Making AI detectors more reliable and trustworthy is just one of many examples that need further research and attention from machine learning experts, says Goldstein, who is also a co-principal investigator of the new Institute for Trustworthy Law & Society (TRAILS).

Funded by a $20 million award from the National Science Foundation and the National Institute of Standards and Technology, TRAILS is cross-campus collaboration aimed at influencing fairness and trustworthiness in AI by incorporating both users and stakeholders in the development process. The award is being managed by UMIACS, who is also providing technical and administrative support for TRAILS.
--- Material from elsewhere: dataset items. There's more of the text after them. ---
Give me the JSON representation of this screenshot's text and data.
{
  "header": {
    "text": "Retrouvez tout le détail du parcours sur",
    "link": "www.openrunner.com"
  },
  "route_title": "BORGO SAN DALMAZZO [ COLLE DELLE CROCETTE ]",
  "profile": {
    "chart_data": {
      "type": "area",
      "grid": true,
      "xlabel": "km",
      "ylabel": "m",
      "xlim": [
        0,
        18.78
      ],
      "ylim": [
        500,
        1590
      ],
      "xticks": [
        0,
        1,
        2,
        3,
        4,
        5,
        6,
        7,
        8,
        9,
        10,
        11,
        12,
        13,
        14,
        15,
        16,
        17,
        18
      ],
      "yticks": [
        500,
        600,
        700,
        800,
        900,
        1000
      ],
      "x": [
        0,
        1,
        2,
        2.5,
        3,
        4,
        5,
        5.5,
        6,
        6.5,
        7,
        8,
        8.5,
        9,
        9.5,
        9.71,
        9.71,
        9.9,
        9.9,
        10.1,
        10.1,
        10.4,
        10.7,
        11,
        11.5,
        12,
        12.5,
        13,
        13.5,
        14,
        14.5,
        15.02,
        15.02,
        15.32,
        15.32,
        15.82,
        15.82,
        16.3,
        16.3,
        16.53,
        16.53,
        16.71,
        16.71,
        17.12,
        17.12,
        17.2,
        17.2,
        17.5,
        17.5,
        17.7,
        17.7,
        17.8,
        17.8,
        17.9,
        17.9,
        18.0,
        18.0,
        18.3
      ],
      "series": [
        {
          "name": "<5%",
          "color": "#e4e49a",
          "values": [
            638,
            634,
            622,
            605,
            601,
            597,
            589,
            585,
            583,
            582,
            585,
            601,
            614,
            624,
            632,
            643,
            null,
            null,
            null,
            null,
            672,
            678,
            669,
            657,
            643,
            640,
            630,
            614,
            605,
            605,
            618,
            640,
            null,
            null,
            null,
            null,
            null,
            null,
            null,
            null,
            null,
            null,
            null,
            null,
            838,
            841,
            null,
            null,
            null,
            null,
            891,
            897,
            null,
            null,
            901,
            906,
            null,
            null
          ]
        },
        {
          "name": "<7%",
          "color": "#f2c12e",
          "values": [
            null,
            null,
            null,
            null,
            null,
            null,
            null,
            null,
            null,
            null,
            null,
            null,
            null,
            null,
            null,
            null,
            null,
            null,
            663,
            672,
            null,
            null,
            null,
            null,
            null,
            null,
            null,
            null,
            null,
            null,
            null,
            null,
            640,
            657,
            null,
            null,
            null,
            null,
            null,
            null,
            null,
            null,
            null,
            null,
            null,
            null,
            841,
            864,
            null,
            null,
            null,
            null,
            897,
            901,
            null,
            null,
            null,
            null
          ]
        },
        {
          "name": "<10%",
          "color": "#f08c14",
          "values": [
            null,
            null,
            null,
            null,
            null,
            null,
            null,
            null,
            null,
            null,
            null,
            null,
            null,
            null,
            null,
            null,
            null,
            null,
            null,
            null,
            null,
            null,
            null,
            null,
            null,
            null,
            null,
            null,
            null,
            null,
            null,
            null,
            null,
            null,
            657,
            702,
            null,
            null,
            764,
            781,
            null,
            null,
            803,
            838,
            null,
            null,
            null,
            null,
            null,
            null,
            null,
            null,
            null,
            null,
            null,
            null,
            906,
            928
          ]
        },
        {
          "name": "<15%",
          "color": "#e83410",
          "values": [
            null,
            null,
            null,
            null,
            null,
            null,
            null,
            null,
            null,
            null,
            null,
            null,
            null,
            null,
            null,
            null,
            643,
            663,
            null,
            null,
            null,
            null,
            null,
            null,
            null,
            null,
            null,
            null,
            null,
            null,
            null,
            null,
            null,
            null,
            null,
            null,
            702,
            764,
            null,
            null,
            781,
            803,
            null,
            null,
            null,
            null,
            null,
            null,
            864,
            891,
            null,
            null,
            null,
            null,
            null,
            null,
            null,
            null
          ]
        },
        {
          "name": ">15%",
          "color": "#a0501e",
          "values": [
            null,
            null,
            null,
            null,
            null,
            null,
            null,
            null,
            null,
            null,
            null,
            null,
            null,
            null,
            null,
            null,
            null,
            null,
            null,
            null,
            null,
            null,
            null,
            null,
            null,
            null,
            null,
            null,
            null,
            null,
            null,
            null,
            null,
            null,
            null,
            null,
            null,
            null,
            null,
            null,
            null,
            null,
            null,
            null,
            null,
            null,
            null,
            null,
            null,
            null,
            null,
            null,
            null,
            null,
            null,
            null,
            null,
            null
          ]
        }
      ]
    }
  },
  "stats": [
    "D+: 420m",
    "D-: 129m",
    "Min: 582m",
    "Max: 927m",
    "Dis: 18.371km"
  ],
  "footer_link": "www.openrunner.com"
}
In collaboration with Morgan State University and George Washington University, UMD researchers are investigating what trust in AI looks like, how to create technical AI solutions that build trust, and which policy models are effective in sustaining trust.

“We have to accept that these tools now exist and that they’re here to stay,” says Feizi, who is also a member of TRAILS. “There’s so much potential in them for fields like education, for example, and we should properly integrate these tools into systems where they can do good.”

—Story by Maria Herd, UMIACS communications group

Part of this story originally appeared in “Is AI-Generate Content Actually Detectable?” published by the College of Computer, Mathematical, & Natural Sciences (CMNS) in May 2023.

The paper “Can AI-Generated Text be Reliably Detected?” was coauthored by Feizi and computer science graduate students Sriram Balasubramanian, Vinu Sankar Sadasivan, Aounon Kumar, and Wenxiao Wang.

The paper “On the Possibilities of AI-Generated Text Detection” was coauthored by Huang; Research Scientist Amrit Singh Bedi; computer science doctoral students Souradip Chakraborty, Sicheng Zhu and Bang An; and Distinguished University Professor of Computer Science Dinesh Manocha.

The award-winning paper, “A Watermark for Large Language Models,” was coauthored by Goldstein; postdoctoral scholar Jonas Geiping; doctoral students John Kirchenbauer and Yuxin Wen; and Professor Jonathan Katz and Assistant Professor Ian Miers, who both have appointments in the Department of Computer Science and UMIACS.

Feizi, Huang, Goldstein and Manocha are all core members of the University of Maryland Center for Machine Learning, which is supported by UMIACS, CMNS and technology and financial leader Capital One.